Recently life has been heart healing... it's not often that your oldest daughter, her husband and 4 kids move in with you...and for a good reason too! (all by their choice, and God's design, as they transition into ministry overseas).
So, if you happened to stop by unannounced (and maybe even announced!), you'd find toys all around through the house (except the kitchen! NO TOYS IN THE KITCHEN!) and laundry going all. the. time. Chances are there would be a hungry baby, or a sleeping baby, and at least one child with a diaper that needs to be changed. Maybe two.

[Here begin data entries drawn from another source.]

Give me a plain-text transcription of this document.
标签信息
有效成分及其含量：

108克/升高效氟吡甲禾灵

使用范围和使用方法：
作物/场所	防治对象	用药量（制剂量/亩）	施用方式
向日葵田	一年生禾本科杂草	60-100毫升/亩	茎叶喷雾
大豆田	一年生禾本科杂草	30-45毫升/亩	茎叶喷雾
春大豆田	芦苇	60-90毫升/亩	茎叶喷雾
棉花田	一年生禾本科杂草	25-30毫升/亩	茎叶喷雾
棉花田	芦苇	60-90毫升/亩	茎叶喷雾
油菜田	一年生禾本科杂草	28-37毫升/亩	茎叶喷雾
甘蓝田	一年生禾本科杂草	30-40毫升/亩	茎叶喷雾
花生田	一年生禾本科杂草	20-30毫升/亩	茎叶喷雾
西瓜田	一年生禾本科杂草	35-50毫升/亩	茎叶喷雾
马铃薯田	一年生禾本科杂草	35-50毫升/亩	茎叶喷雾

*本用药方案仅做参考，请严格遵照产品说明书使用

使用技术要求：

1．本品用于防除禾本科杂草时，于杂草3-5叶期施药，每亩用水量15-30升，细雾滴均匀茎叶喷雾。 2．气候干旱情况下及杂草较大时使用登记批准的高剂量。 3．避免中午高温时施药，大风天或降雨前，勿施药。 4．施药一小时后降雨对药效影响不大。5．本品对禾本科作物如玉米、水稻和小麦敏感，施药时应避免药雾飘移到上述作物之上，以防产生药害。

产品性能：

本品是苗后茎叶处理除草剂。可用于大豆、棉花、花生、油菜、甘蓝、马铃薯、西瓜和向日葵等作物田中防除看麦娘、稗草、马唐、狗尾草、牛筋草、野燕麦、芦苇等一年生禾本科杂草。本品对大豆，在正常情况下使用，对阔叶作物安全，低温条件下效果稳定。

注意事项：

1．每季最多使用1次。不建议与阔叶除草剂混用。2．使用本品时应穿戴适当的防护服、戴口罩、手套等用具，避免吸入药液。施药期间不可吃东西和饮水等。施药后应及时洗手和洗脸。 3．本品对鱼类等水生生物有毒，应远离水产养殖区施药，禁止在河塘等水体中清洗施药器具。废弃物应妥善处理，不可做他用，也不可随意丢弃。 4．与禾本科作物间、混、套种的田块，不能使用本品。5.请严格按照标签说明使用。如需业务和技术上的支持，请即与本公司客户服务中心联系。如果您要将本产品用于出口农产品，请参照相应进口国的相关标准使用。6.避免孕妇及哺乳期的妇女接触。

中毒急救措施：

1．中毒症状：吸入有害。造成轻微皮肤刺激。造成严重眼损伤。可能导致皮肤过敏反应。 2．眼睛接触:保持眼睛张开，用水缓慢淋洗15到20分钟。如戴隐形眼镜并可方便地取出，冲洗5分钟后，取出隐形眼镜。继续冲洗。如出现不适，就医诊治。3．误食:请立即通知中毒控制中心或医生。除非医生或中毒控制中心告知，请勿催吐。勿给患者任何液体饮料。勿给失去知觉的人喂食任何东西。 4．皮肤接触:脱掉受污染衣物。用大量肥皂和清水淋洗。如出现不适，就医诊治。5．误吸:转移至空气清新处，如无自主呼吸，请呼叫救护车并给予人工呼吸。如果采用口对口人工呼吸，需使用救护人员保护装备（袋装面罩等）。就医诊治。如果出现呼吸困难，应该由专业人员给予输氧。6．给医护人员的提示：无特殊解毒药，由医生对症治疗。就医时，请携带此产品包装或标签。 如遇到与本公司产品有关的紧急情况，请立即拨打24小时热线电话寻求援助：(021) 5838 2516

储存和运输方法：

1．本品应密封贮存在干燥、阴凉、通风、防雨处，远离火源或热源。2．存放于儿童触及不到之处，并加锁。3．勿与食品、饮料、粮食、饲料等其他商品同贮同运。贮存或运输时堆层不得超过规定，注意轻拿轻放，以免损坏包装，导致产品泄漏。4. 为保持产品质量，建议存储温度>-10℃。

You'd find my garage filled to the max with boxes. boxes. boxes. and mattresses. as we moved 2 bedrooms of "stuff" out, to empty them for our family to make it feel like "home" to them. sort of. I mean, they aren't painting walls (they were recently done anyways), but I want them to have access to their stuff, which meant packing up mine. for. a. season.
So, the healing part. Where does THAT fit in??
What injustice in my life, long day, short night, or physical pain is not made better by a loving child's hug. To have them want to sing a song. read a book. kiss an owie.
And this season. This season of crowded house and messy floors and sticky chairs. I wouldn't trade it for the world!
I'm getting to see God's handiwork. You see, it's true.
I made mistakes as a parent. Yelled too much. Was probably too firm. too strict. too lazy. Yet God, in His Grace, took my parenting mistakes and made them into a wonderful mom. My daughter. Who is patient (sometimes to a fault) with her kids. And she helps out (too much) around the house (I'm still working on that lazy thing). And she loves her hubby and shows respect and teaches her 4 kids to do that same thing. And they know.
So it heals my heart every day. To know that God cared enough, CARES ENOUGH, to help me through the difficult moments (then and now) and helps me remember (again) it's just a season. And look what He cared enough to do.